“We can’t be the world’s policeman.”
That was the exclamation I overheard which set in motion an essay to answer the dilemma of safety and responsibility in an unsettled world.
This is a largely abstract work, one relying heavily on the application and ballast of common sense. On one hand, there is little patience in me for voluminous empirical observations that are, really, exponents of one unifying phenomenon, much as a score of spokes pleonastically describes the radius of a wheel. Why comment on all of them? On the other hand, I do not claim to be a proper academic, so I do not propose to satisfy for any reader the formal dissection of one thesis or another. Intellect is a resource, not a refuge. A vision can only be birthed with ideal but the power of a vision is only as strong as its practical application, and it cannot remain an ideal. It is my experience that one should become very suspicious of the well-learned man who appears more a caretaker of his theories than a philosophical navigator for his fellow man. We should all be humbled by those of few words who are doing what others only speak of, and but reconditely.
This essay is the response to a much shorter, informal exploration of the topic that was typed up in about an hour on the evening of February 23rd of this year. The five months necessary to complete a thorough address are in part due to inevitable research and editing, but also to confront reasons for undertaking what is, for me, a somewhat terse writer, by far the largest dialectical project in or out of academia.
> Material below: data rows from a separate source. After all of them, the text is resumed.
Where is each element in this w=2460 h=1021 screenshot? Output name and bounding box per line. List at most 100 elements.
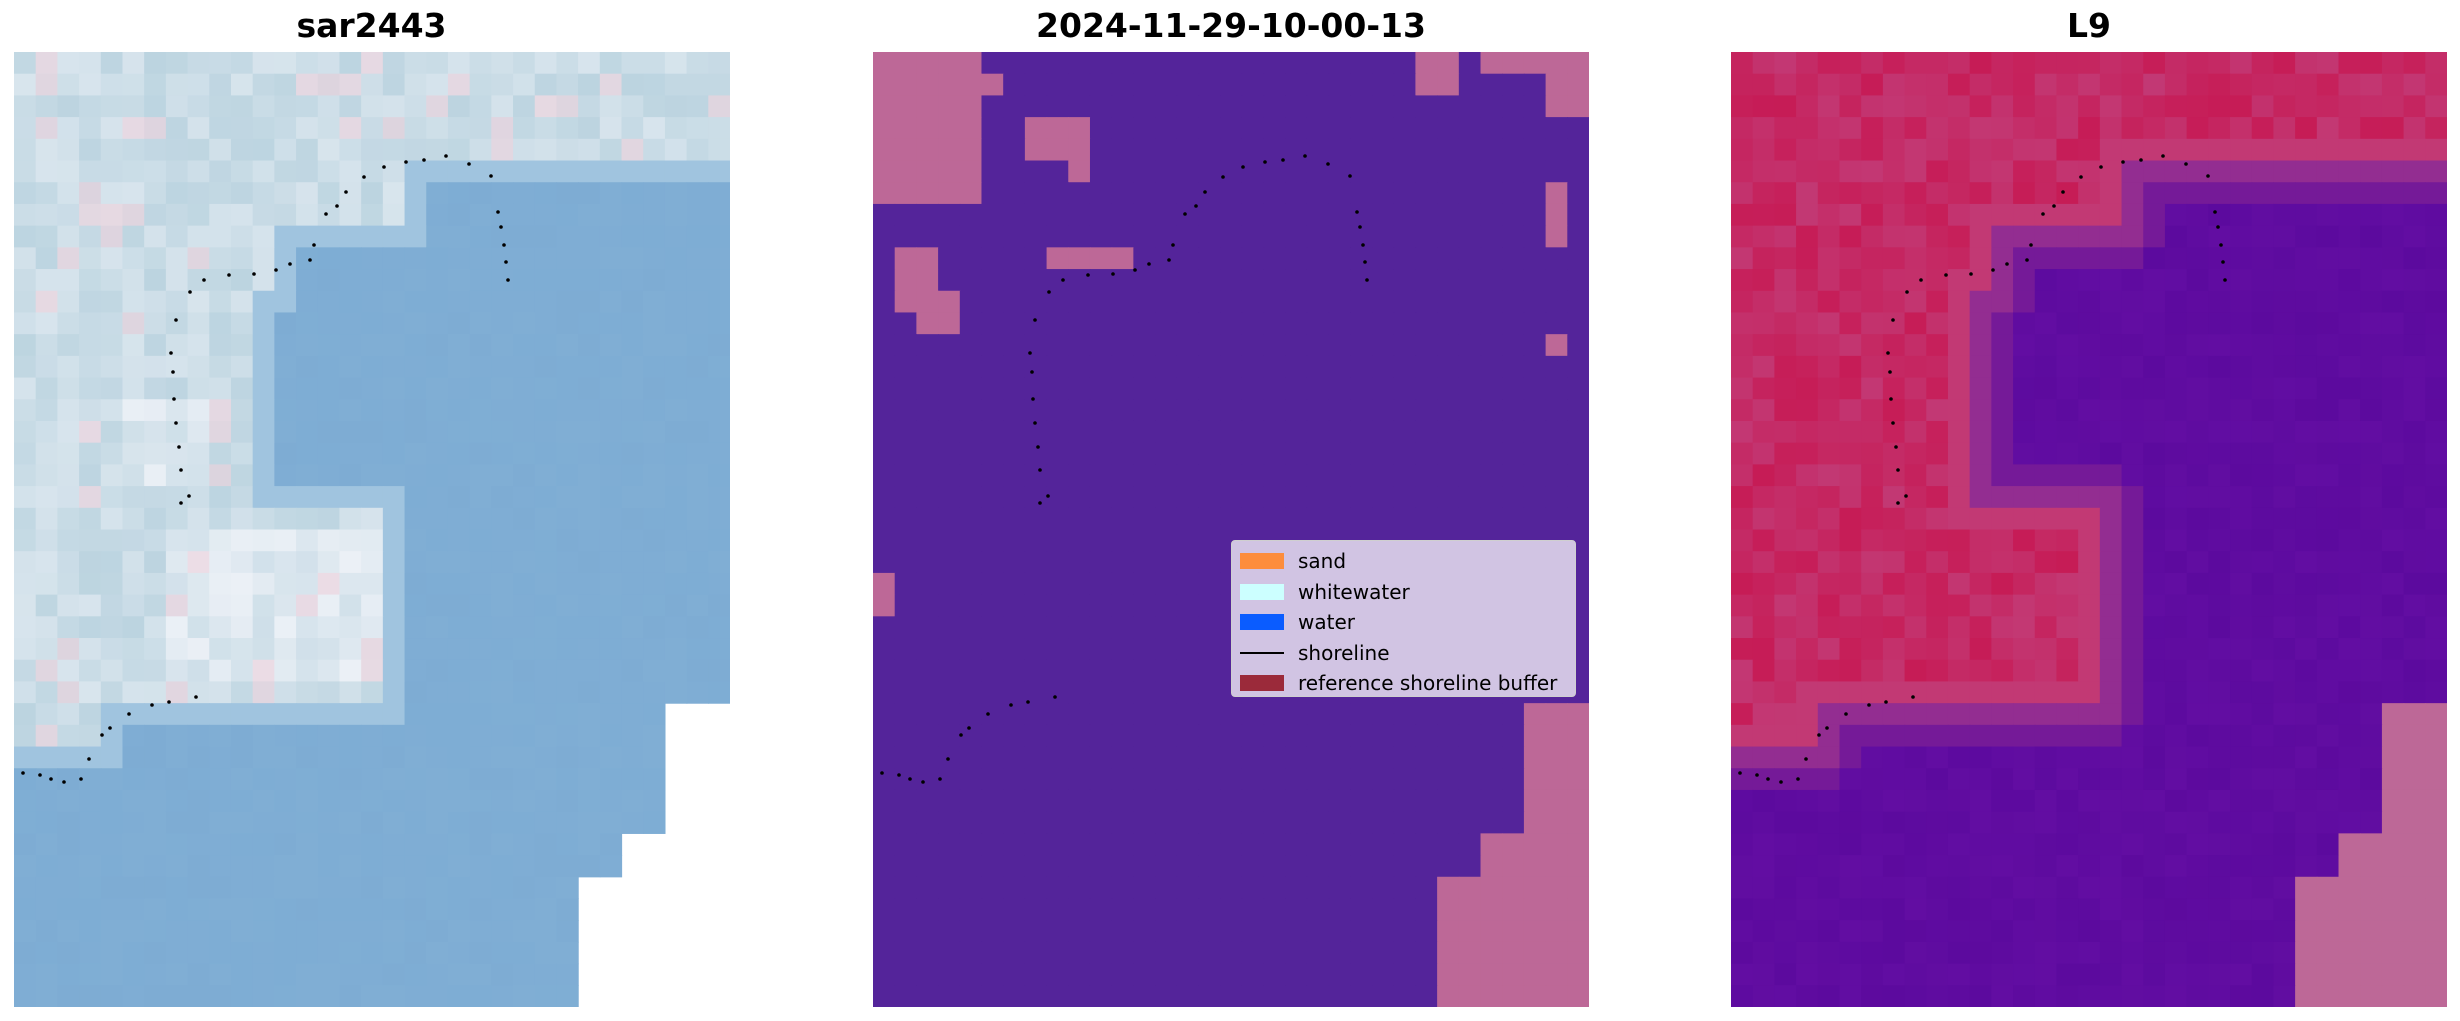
pixel-cell <box>2316 312 2340 335</box>
pixel-cell <box>2013 160 2036 183</box>
pixel-cell <box>2143 833 2166 856</box>
pixel-cell <box>916 73 939 96</box>
shoreline-point <box>288 262 292 266</box>
pixel-cell <box>2186 963 2209 986</box>
pixel-cell <box>2208 203 2231 227</box>
pixel-cell <box>938 616 961 639</box>
pixel-cell <box>1774 464 1797 487</box>
pixel-cell <box>1991 898 2014 921</box>
pixel-cell <box>959 724 983 748</box>
pixel-cell <box>1774 789 1797 813</box>
pixel-cell <box>165 876 189 900</box>
pixel-cell <box>2295 768 2318 791</box>
pixel-cell <box>165 117 189 140</box>
pixel-cell <box>1263 486 1286 509</box>
pixel-cell <box>426 659 449 683</box>
pixel-cell <box>513 507 536 531</box>
pixel-cell <box>426 963 449 986</box>
pixel-cell <box>404 334 427 357</box>
pixel-cell <box>1861 160 1884 183</box>
pixel-cell <box>1437 117 1460 140</box>
pixel-cell <box>2230 681 2253 704</box>
shoreline-point <box>100 733 104 737</box>
pixel-cell <box>1545 898 1568 921</box>
pixel-cell <box>1111 377 1134 400</box>
pixel-cell <box>2251 73 2275 96</box>
pixel-cell <box>1796 768 1819 791</box>
pixel-cell <box>1458 247 1482 270</box>
pixel-cell <box>2078 724 2101 748</box>
pixel-cell <box>1502 117 1525 140</box>
pixel-cell <box>938 160 961 183</box>
pixel-cell <box>1133 898 1156 921</box>
pixel-cell <box>1350 486 1373 509</box>
pixel-cell <box>2403 659 2426 683</box>
pixel-cell <box>252 203 275 227</box>
pixel-cell <box>1839 724 1862 748</box>
pixel-cell <box>317 789 341 813</box>
pixel-cell <box>2360 312 2383 335</box>
pixel-cell <box>35 420 58 444</box>
pixel-cell <box>14 638 37 661</box>
pixel-cell <box>643 182 666 205</box>
pixel-cell <box>1176 746 1200 769</box>
pixel-cell <box>621 138 644 162</box>
pixel-cell <box>1796 572 1819 596</box>
pixel-cell <box>2143 399 2166 422</box>
pixel-cell <box>664 182 688 205</box>
pixel-cell <box>1904 746 1927 769</box>
pixel-cell <box>2360 898 2383 921</box>
pixel-cell <box>2121 73 2144 96</box>
pixel-cell <box>2295 529 2318 552</box>
pixel-cell <box>1263 811 1286 834</box>
pixel-cell <box>1220 95 1243 118</box>
pixel-cell <box>1752 833 1775 856</box>
pixel-cell <box>187 855 210 878</box>
pixel-cell <box>2403 52 2426 75</box>
pixel-cell <box>361 312 384 335</box>
pixel-cell <box>79 160 102 183</box>
pixel-cell <box>894 681 917 704</box>
pixel-cell <box>1372 920 1395 943</box>
pixel-cell <box>1220 290 1243 314</box>
pixel-cell <box>2360 507 2383 531</box>
pixel-cell <box>1991 659 2014 683</box>
pixel-cell <box>1796 486 1819 509</box>
pixel-cell <box>1328 95 1351 118</box>
pixel-cell <box>447 399 471 422</box>
pixel-cell <box>1393 833 1417 856</box>
pixel-cell <box>1567 247 1589 270</box>
pixel-cell <box>1024 572 1048 596</box>
pixel-cell <box>2251 377 2275 400</box>
pixel-cell <box>57 724 80 748</box>
pixel-cell <box>1458 724 1482 748</box>
pixel-cell <box>1024 117 1048 140</box>
pixel-cell <box>643 507 666 531</box>
pixel-cell <box>1839 312 1862 335</box>
pixel-cell <box>2425 876 2447 900</box>
pixel-cell <box>144 898 167 921</box>
pixel-cell <box>1817 616 1841 639</box>
pixel-cell <box>1991 486 2014 509</box>
pixel-cell <box>556 420 579 444</box>
pixel-cell <box>469 724 492 748</box>
pixel-cell <box>1861 138 1884 162</box>
pixel-cell <box>1285 269 1308 292</box>
pixel-cell <box>1545 290 1568 314</box>
pixel-cell <box>1774 377 1797 400</box>
pixel-cell <box>2295 442 2318 465</box>
pixel-cell <box>1350 117 1373 140</box>
pixel-cell <box>1306 898 1330 921</box>
pixel-cell <box>2295 486 2318 509</box>
pixel-cell <box>491 442 514 465</box>
pixel-cell <box>2078 855 2101 878</box>
pixel-cell <box>643 442 666 465</box>
pixel-cell <box>274 898 297 921</box>
pixel-cell <box>578 724 601 748</box>
pixel-cell <box>2403 247 2426 270</box>
pixel-cell <box>35 789 58 813</box>
pixel-cell <box>2316 768 2340 791</box>
pixel-cell <box>57 811 80 834</box>
pixel-cell <box>1926 876 1949 900</box>
pixel-cell <box>1969 420 1992 444</box>
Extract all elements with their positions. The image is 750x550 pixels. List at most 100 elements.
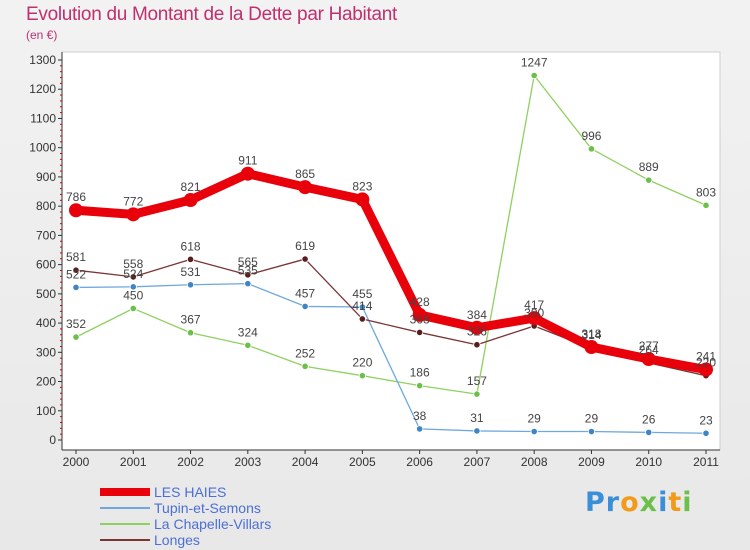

When I earned a Bachelors degree three years ago, I vowed never to attend graduate school for various reasons - not the least of which being a lack of need for progressive education reserved for the lawyer or the doctor - though I now additionally see I have since learned much without the artificial impetus of coursework and grading. Mere interest in matters and their edifying pursuit have propelled me instead. In a sense, this essay can be seen as a culmination not unlike a Masters thesis, and so less, in my eyes, an authoritative challenge to the debate at large than an account of knowledge and its employment. This essay is only an introduction. I am then most eager to, through experience and insight in coming years, refine my reasoned speculation on the forward course of mankind.